Fair Chance faculty have also worked with students to develop Uplifting Lives, a student-led organization that plans to be housed in the on-campus center.

Uplifting Lives’s leaders, sophomores Kamryn Johnson and Bryah Spruill, said they are directly impacted by this issue, as they both have incarcerated family members. They said the student group’s goal is to spread awareness on the impacts of incarceration on families and provide support for students impacted by the criminal justice system. 

The club plans to perform community service, host events, collaborate with other groups and promote the work the faculty group is doing, Johnson said. 

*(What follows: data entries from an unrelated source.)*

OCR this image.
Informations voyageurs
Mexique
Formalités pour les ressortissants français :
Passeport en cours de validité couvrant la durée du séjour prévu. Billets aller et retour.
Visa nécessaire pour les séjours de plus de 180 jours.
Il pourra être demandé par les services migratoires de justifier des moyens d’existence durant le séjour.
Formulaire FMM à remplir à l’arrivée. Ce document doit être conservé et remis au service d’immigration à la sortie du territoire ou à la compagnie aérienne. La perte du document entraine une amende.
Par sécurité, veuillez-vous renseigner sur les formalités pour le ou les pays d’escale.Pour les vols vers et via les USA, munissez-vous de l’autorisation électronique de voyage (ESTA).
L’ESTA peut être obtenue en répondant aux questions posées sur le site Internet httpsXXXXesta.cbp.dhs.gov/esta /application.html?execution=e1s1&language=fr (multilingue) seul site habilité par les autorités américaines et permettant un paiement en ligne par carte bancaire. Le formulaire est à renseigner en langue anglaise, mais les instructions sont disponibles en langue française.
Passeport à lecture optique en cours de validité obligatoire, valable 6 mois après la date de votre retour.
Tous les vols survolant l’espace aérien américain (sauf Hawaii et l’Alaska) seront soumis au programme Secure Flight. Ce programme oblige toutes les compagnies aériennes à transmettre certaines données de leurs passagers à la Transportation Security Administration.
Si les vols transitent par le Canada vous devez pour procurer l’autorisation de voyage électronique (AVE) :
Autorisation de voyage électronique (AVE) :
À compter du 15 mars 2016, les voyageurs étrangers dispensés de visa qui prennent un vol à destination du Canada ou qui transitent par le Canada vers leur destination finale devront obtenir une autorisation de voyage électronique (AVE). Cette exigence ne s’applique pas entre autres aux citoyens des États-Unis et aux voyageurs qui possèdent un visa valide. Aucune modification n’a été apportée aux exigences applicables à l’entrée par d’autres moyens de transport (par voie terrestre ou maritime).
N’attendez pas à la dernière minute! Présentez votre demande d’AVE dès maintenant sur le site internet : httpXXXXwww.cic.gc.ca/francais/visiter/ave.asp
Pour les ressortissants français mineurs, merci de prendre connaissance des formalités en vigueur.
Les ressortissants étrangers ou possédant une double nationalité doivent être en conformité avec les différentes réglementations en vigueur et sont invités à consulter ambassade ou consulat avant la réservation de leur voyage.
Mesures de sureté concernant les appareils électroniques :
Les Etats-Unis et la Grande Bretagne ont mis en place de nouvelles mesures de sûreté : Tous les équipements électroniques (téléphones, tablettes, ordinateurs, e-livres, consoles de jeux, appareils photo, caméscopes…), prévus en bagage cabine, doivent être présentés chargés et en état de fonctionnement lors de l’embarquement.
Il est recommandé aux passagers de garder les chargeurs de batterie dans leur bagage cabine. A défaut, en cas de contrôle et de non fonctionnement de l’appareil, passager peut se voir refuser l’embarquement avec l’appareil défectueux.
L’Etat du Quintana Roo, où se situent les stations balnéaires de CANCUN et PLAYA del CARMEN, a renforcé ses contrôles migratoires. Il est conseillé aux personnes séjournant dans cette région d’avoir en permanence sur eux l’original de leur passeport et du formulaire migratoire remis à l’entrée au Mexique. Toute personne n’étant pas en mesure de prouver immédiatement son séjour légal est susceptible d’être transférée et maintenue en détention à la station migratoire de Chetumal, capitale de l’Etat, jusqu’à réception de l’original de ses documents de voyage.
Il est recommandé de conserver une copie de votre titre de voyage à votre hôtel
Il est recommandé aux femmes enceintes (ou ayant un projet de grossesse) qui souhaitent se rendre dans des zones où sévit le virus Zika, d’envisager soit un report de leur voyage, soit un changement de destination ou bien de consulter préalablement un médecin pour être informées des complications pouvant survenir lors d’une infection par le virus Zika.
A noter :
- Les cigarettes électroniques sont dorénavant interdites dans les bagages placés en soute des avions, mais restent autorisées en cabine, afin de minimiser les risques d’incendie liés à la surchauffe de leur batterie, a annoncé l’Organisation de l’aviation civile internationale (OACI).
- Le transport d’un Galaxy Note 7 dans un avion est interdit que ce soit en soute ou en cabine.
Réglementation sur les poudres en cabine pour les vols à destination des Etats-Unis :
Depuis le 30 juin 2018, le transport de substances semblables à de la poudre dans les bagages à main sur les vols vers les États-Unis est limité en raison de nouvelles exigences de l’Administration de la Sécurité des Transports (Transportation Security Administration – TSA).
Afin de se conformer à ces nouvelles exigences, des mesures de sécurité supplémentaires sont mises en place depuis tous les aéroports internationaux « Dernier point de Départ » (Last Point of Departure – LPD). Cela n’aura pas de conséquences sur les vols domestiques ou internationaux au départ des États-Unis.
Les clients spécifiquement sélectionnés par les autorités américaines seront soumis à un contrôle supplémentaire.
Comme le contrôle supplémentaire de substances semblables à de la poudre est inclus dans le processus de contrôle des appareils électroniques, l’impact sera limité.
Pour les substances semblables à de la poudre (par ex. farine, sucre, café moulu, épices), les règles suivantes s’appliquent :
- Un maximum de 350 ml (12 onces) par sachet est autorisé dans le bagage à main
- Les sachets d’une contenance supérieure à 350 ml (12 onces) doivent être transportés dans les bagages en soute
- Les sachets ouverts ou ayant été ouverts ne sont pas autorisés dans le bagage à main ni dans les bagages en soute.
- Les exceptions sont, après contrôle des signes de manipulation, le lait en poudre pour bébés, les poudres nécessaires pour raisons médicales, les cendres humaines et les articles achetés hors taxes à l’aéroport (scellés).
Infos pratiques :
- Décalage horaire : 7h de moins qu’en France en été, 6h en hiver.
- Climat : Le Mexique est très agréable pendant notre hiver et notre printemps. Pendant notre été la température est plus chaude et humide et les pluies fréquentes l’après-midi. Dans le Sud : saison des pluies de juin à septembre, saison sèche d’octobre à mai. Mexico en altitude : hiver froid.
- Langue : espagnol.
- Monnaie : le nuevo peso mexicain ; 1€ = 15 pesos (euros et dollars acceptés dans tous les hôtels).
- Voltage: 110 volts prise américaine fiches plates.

She said the group wants to connect with students who might feel isolated or uncomfortable discussing these issues.

“It’s very emotional to handle it by yourself, so we just want to be a support system for everyone else going through it. We can all talk about it together and figure it out, just be here for one another,” she said.

Programs to help incarcerated people transition after their release are expanding. The U.S. Department of Education broadened what’s known as the Second Chance Pell Experiment last year. The pilot, now with 200 colleges, allows federal financial aid to be given to people in state and federal prison education programs.

And the University System of Maryland is exploring starting a system-wide prison education program that would allow current and formerly incarcerated people to enroll at its institutions.

The system’s regent board established a workgroup in September to explore the best way to develop a program. The workgroup will first meet in June, a system spokesperson said in an email Tuesday.

There are various potential funding sources to develop a program, Bill Wood, a member of the system regent board, said at a meeting that month. These include grants from private foundations and federal agencies. 

This type of program could benefit incarcerated Marylanders by easing their transition into one of the system colleges, according to an emailed statement from the University System in March.

Bowie State University, a historically Black college in the system, has created a prison education initiative. And Wood said at September’s meeting that system colleges like Coppin State University, the University of Maryland Eastern Shore and the University of Baltimore have started programs as well.

“Though a few colleges in Maryland have been offering programs inside state prisons for some time, it is exciting to see the University System thinking about making prison-based higher education a statewide priority,” Aseltine said in an emailed statement in March. “We are hopeful that USM leadership will open up new opportunities for collaboration and funding, as well as policy development.” 

Eliza Cornejo is the executive director of the Goucher Prison Education Partnership, which has been operating since 2012. She said it is exciting that the system is exploring a prison education program. 

“Most people who go to college on the outside have all the schools in the world to consider,” she said. “Students who are in prison just don’t have that ability right now, and the more schools in prisons, the better.” 

With limited educational opportunities inside Maryland prisons, only a couple hundred people are able to participate in the state’s prison education programs, Cornejo estimated, and only in specific locations. Therefore, incarcerated students are at risk of being unable to continue their education if moved to another prison. 

“If someone is transferred out of the prison we offer classes in or to a prison that offers no classes then … that’s a huge loss for them and for all of us,”  Cornejo said.